Os russos, indianos, chineses, etc. funcionam em termos militares (ou funcionavam no passado) com base no princípio de que a melhor estratégia é a supermacia de recursos em quantidade. Mais homens, armas maiores, destruição maciça, etc. Os tugas, os americanos ou os alemães funcionam e funcionaram com base numa abordagem qualitativa: menos recursos mas melhores recursos, usados com precisão. Não se pode dizer que uma abordagem é melhor do que a outra em geral, apenas o caso concreto dita qual é mais adequada. Mas quem aposta na quantidade não pode introduzir demasiada complexidade fina (ou perde-se em detalhes) e quem aposta na qualidade não pode partir para situações que exijam mais do que tem para dar.

Voltando aos hp do DD, eles são um bom recurso dramático porque gerem bem o conflito local ao nível da situação de jogo; e gerem bem o conflito total do cenário. Evitam que a personagem se perca cedo demais por não ter recursos para os eventos das fases iniciais do cenário, logo menos importantes. Mas também asseguram que a personagem se vai desgastando com esses conflitos menores e preliminares, chegando à última etapa bastante diminuido, tendo que pôr tudo em jogo no confronto final. Isto quer dizer que o jogador sabe que nas fases iniciais não corre risco real de sair de jogo, mas que se não tiver cuidado vai perder demasiados recursos de que vai precisar no fim. É uma excelente mecânica para manter a tensão do jogo do princípio ao fim.

Sérgio Mascarenhas

Olá. Tenho alguma experiencia de RPGs e gostei de ler este post onde descreves estes vários elementos.

Sempre separei a componente jogo da componente narrativa e nunca pensei em chamar "drama desportivo" ao desenrolar dos encontros (rolar de dados, etc), mas é de facto mesmo assim, uma componente dramática.

O D&D tem efectivamente uma componente onde os HPs se assumem como o principal recurso a ser gerido, mas quanto a mim vai mais além que isso. Para mim existe uma (demasiado) grande parte do jogo que se resume ao desenrolar deste "drama desportivo" e uma muito pequena ao drama narrativo. Isso quanto a mim tem um custo: todos os efeitos que permitem aos jogadores contornarem os HPs estipulados para o desafio vão desequilibrar o jogo.

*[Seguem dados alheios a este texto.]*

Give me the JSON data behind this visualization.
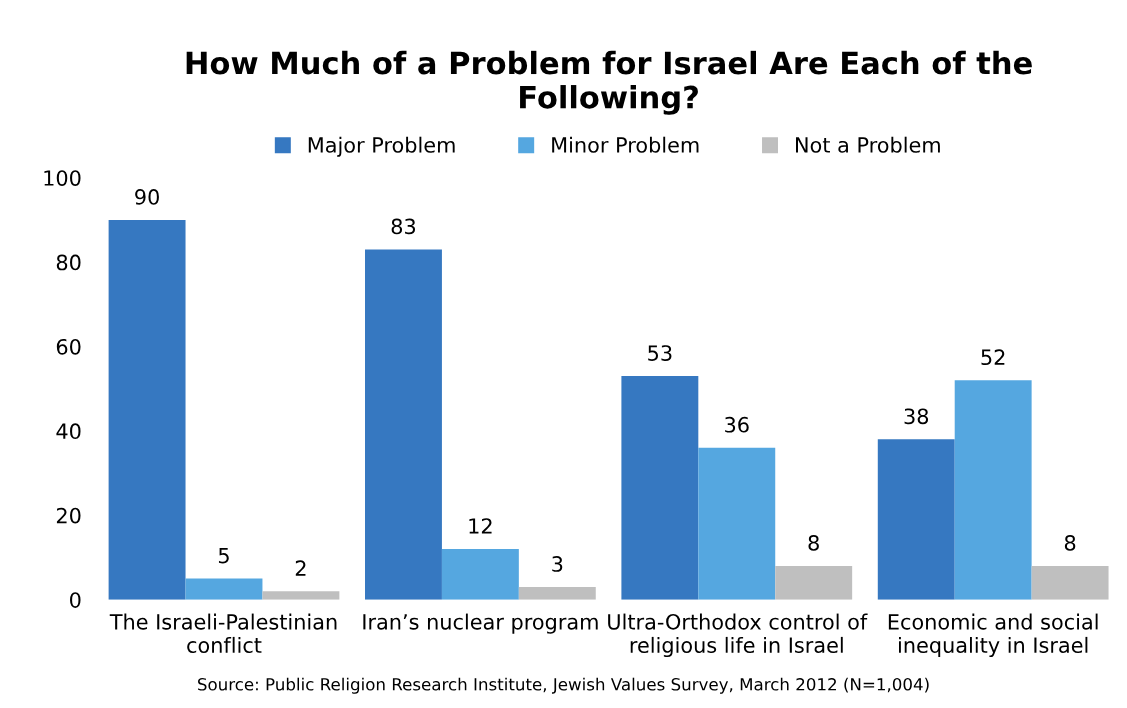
{
  "chart_data": {
    "type": "bar",
    "title": "How Much of a Problem for Israel Are Each of the\nFollowing?",
    "categories": [
      "The Israeli-Palestinian\nconflict",
      "Iran’s nuclear program",
      "Ultra-Orthodox control of\nreligious life in Israel",
      "Economic and social\ninequality in Israel"
    ],
    "series": [
      {
        "name": "Major Problem",
        "color": "#3678c1",
        "values": [
          90,
          83,
          53,
          38
        ]
      },
      {
        "name": "Minor Problem",
        "color": "#55a7e0",
        "values": [
          5,
          12,
          36,
          52
        ]
      },
      {
        "name": "Not a Problem",
        "color": "#bfbfbf",
        "values": [
          2,
          3,
          8,
          8
        ]
      }
    ],
    "ylim": [
      0,
      100
    ],
    "yticks": [
      0,
      20,
      40,
      60,
      80,
      100
    ],
    "data_labels": true,
    "legend": "top",
    "grid": false,
    "annotations": [
      "Source: Public Religion Research Institute, Jewish Values Survey, March 2012 (N=1,004)"
    ]
  }
}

Um disfarçe, uma distracção ou uma conversa com os NPCs, tudo pode levar a que vários elementos pensados para um encontro acabem por não ser usados. Isto para um sistema tão estruturado como o D&D (com os seus estereótipos de personagem e as suas relações rígidas de desafio/recompensa) vem estragar algo que se pretende linear e determinístico. Será que podemos chamar "bem conseguido" a um RPG que lida tão bem com o "drama desportivo" em prejuízo do drama narrativo? Ou por outras palavras, que tem dificuldades em lidar com a criatividade dos jogadores?

Mas o DD não ambiciona a ser mais do que é, honra lhe seja feita. Para compreender o DD é preciso compreender o contexto em que surgiu. Um contexto de jogos de guerra, jogos de tabuleiro e apaixonados por jogos lógicos. O DD foi apenas uma extensão num sentido diferente desses jogos mas sempre os incorporou em grande medida. O hóbi evoluiu noutros sentidos, mas porque haveria o DD de evoluir? Ele ocupa um espaço próprio. Quem quiser outras formas de jogar tem outros jogos para o fazer.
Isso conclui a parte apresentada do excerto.